Desperately seeking a change of pace and the feeling of sand between our toes, the family recently fled to the sunny shores of Seaside, Oregon. However, once the weather turned aggressively, oppressively hot on what would be our second day on the beach, I opted to hang back at the condo and nurse my angry, red, sunburned skin, instead of lugging the volleyball out to fry another day. After trying fruitlessly for over an hour to understand the complex code of button-pushing that would operate our rental condo's DVD player, I tossed aside Disney's Tangled, and dug out a book.

However, my beach reads are not equal to everyone else's beach reads.

Instead of installing myself out on the condo patio with a good slathering of aloe and some bit of marshmallow fluff unstuck from the Teen shelves of our semi-local Barnes and Noble, I chose instead to turn to the tops of recent nonfiction lists for a bit of educated reading (the aloe, unfortunately, had been left at home, so none of that either). Most of the selections were a bit of a downer, or too funny for serious reading - and I'm still patiently waiting for my Mom's edition of Rebecca Sloot's The Immortal Life of Henrietta Lacks to be returned, so I can, in turn, sneak it out from her stacks - so I narrowed my search down to a historical biography (one of my Top 5 fave genres). Fate had previously sent Stacy Schiff's Cleopatra: A Life onto the well-stocked shelves of Target, then into my already over-laden shopping cart back in April, and now, it pushed the hefty Pulitzer-winner into my beach bag as well.

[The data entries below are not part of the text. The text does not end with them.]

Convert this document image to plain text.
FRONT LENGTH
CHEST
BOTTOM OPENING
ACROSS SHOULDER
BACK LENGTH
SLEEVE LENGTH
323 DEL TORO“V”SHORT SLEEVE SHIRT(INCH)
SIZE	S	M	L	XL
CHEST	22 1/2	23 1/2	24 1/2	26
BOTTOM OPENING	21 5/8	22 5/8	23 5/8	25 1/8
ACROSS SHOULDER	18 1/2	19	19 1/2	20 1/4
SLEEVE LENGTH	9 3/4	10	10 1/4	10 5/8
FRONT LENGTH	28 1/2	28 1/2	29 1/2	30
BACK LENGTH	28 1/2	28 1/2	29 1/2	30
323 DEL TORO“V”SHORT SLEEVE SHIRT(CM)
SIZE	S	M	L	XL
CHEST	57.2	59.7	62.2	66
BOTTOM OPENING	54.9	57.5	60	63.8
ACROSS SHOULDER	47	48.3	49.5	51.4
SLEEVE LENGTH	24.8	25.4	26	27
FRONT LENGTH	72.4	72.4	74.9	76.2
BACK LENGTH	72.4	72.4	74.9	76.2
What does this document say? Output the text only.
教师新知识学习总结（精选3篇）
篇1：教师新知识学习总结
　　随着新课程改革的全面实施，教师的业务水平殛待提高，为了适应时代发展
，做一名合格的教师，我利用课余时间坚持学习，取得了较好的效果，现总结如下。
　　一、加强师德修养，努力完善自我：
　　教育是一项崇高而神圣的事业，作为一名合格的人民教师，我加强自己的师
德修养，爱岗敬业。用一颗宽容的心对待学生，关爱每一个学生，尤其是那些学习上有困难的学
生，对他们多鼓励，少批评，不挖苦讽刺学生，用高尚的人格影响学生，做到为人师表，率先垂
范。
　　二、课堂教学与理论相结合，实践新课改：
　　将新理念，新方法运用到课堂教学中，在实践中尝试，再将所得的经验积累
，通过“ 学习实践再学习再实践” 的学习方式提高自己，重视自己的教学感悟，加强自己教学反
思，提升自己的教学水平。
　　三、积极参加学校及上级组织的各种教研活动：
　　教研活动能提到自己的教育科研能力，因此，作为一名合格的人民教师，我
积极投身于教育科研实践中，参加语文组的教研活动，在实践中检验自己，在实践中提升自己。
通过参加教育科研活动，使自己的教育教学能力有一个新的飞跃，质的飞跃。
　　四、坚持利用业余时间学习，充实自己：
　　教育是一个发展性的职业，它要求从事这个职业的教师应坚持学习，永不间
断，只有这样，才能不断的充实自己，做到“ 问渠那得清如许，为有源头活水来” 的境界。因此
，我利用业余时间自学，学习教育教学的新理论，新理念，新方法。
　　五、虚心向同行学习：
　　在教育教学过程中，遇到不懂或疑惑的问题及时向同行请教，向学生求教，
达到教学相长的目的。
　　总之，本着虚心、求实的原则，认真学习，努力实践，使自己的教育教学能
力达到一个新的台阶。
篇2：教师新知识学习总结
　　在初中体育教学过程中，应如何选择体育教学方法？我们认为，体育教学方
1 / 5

The crowded resort town of Seaside could just as easily have been the bustling ancient city of Alexandria. The crystal blue waters in front of me could have lapped the banks of the river Nile. And that heat definitely could have qualified as borderline Saharan. So, I slid on my sunnies, laid back, and made like the most enduringly enchanting ancient historical female of all time (minus being fanned by palm fronds, unfortunately).

The legacy of Cleopatra is lasting, despite the many inconsistencies in the documentation of her history, and the varied portrayals of the ancient monarch's character.  Whether your opinion of her, is that of an educated and strategic thinker, or some kind of hieroglyphics-writing hussy, or even simply as a pop culture fixture, made icon by the likes of the Egyptian craze of the 1920s or Elizabeth Taylor, then you could definitely do for a read of Schiff's complete and detailed history of the long-gone, never-forgotten pharaoh queen. The format is easy to follow, chapter lengths are just the right size, and the heft of the book itself is not at all daunting. Chock-full of information, yet enrapturing and downright beautiful to read, rightly crowned by the New York Times as a "Best Book of the Year" in 2010, Cleopatra: A Life strips away all of the mythology set in place by the likes of Shakespeare and Shaw, and leaves us with a relatable, remarkable woman, who could really rule, despite the odds stacked against her. Her dealings with the encroaching cultures to the West, or the bad behavior of her ambitious, murderous family, make any of your problems seem downright trivial, and the passion with which she lead her country is inspiring, thereby cementing Cleopatra in the public conscious as an intrepid, educated strategist, and a moving example of a female leader.

Whether or not your typical beach reads consist of quite as much substance as this one, I would firmly recommend checking Cleopatra: A Life out, in order to explore the dramatic, beyond-mythical story of the brave Egyptian queen... or just to impress any cute towel-dwelling bookworms nearby. :)


(Oh, and if you're wondering about the title... it was stolen from one of my favorite episodes of The Adventures of Jimmy Neutron: Boy Genius :) Look it up, kids).